Selective Reduction of Socioeconomic Disparities in the Experimental Tobacco Marketplace: Effects of Cigarette and E-cigarette Flavor Restrictions


Introduction: Cigarette smoking accounts for >30% of the socioeconomic gap in life expectancy. Flavored restrictions claim to promote equity; however, no previous studies have compared the effect of cigarette and e-cigarette flavor restrictions among individuals who smoke with lower and higher socioeconomic status (SES).

Aims and Methods: In a between-group within-subject design, individuals with lower (n = 155) and higher (n = 125) SES completed hypothetical purchasing trials in the experimental tobacco marketplace (ETM).

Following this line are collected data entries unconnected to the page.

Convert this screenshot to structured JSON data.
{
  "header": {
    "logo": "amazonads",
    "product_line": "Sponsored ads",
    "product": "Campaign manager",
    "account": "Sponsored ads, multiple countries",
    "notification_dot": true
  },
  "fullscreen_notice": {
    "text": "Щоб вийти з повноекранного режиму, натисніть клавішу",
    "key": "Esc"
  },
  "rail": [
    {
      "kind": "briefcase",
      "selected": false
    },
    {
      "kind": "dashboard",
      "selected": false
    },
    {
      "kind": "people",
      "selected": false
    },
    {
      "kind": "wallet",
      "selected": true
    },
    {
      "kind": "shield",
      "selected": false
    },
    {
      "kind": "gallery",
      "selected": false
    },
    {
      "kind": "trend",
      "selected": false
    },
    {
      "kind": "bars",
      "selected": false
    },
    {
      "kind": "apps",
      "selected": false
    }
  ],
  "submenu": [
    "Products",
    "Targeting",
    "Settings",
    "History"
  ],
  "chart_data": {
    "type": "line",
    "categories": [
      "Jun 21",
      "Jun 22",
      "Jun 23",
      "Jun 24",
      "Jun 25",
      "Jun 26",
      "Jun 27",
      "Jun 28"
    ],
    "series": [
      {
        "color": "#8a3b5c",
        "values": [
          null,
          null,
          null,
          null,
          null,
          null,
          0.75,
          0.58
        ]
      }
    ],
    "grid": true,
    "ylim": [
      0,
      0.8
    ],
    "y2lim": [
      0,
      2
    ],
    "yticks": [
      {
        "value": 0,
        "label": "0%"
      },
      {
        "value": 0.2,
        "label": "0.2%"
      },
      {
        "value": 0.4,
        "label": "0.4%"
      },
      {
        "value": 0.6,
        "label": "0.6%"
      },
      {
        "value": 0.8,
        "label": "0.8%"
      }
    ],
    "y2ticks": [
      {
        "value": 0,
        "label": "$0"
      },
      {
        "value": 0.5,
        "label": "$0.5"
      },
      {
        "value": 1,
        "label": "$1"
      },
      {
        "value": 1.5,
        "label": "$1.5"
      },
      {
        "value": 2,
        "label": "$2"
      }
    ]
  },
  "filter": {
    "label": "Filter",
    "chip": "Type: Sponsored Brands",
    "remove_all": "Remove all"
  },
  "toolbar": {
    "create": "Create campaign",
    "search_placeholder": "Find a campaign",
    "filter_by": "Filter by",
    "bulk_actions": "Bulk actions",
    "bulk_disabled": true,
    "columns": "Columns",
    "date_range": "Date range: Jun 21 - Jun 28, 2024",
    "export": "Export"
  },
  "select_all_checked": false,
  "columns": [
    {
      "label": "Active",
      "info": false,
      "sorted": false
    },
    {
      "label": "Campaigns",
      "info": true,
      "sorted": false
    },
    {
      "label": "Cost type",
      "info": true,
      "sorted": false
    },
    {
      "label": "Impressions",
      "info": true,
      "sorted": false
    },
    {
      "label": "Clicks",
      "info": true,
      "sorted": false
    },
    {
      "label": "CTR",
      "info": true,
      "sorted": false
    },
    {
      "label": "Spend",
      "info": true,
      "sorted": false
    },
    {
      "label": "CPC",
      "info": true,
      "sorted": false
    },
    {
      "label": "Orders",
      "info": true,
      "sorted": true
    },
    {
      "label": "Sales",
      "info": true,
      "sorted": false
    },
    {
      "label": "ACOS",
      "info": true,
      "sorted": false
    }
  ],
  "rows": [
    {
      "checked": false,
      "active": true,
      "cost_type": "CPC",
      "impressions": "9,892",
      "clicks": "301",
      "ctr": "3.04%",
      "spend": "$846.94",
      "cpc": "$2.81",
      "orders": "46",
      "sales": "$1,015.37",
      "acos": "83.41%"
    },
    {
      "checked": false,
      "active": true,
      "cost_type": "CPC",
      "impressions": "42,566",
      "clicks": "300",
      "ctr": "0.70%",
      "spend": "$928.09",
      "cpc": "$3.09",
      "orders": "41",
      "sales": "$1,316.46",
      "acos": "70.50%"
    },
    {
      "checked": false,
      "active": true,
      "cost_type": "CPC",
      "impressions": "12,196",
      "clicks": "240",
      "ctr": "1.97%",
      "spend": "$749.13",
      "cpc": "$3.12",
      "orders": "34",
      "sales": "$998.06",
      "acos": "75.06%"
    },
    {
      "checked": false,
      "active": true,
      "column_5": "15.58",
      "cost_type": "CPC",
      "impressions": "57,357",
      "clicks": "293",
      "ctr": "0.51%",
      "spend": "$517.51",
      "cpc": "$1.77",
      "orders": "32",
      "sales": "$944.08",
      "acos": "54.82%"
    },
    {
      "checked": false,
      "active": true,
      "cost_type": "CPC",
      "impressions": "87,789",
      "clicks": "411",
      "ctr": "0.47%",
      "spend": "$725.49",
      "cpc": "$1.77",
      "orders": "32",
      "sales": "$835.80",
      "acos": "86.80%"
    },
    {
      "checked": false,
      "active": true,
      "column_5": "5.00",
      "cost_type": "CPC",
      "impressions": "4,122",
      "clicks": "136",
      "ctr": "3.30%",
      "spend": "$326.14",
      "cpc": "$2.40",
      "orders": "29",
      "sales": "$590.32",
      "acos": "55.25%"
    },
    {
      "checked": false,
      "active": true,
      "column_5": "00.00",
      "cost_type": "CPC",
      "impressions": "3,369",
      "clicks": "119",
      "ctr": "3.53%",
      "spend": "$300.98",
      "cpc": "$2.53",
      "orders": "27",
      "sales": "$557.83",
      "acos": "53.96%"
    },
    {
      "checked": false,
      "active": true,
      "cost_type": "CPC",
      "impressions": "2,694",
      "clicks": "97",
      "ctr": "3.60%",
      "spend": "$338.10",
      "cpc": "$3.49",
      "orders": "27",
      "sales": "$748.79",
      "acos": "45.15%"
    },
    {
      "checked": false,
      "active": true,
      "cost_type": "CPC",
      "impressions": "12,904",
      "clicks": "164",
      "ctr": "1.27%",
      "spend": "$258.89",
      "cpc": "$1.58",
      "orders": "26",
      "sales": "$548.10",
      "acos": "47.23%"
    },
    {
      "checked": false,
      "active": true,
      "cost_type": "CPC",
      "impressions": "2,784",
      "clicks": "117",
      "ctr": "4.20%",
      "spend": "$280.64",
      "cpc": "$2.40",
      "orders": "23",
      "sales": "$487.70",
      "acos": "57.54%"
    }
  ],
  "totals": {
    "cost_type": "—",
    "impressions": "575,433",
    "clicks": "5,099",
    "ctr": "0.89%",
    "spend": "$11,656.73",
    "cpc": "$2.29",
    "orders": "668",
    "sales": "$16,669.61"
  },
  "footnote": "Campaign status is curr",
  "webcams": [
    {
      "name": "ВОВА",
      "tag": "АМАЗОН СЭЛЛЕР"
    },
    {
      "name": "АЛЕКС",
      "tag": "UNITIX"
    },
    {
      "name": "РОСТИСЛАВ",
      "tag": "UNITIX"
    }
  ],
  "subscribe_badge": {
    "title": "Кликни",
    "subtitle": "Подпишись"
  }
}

Conditions were presented in a 2 × 2 factorial design (cigarette flavors restricted or unrestricted and e-cigarette flavors restricted or unrestricted) with increasing cigarette prices across trials.

Results: Results show (1) SES differences in cigarette, e-cigarette, and NRT purchases under unrestricted policies, with lower SES showing higher cigarette demand and lower e-cigarette and NRT substitution than higher SES, (2) cigarette restrictions decreased cigarette and increased NRT purchases among lower SES, but no significant changes among higher SES, (3) decreased SES differences in cigarette demand under cigarette restrictions, but persistence under e-cigarette restrictions or their combination, (4) persistence of SES differences in e-cigarette purchases when all restrictions were enforced, and (5) waning of SES differences in NRT purchasing under all restrictions.

Conclusions: Flavor restrictions differentially affected individuals based on SES. Within-group comparisons demonstrated restrictions significantly impacted lower SES, but not higher SES. Between-group comparisons showed SES differences in cigarette purchasing decreased under cigarette restrictions, but persisted under e-cigarette-restrictions or their combination. Additionally, SES differences in NRT substitution decreased under flavor restrictions. These findings highlight the utility of the ETM to investigate SES disparities.

Implications: With increasing trends of socioeconomic differences in smoking prevalence and cessation rates, smoking-related health disparities are expected to continue to widen. Restricting menthol flavor in cigarettes while enhancing the availability and affordability of NRT have the potential to alleviate SES disparities in tobacco use, therefore, positively impacting health equity. However, this effect may depend on flavor availability in other tobacco products.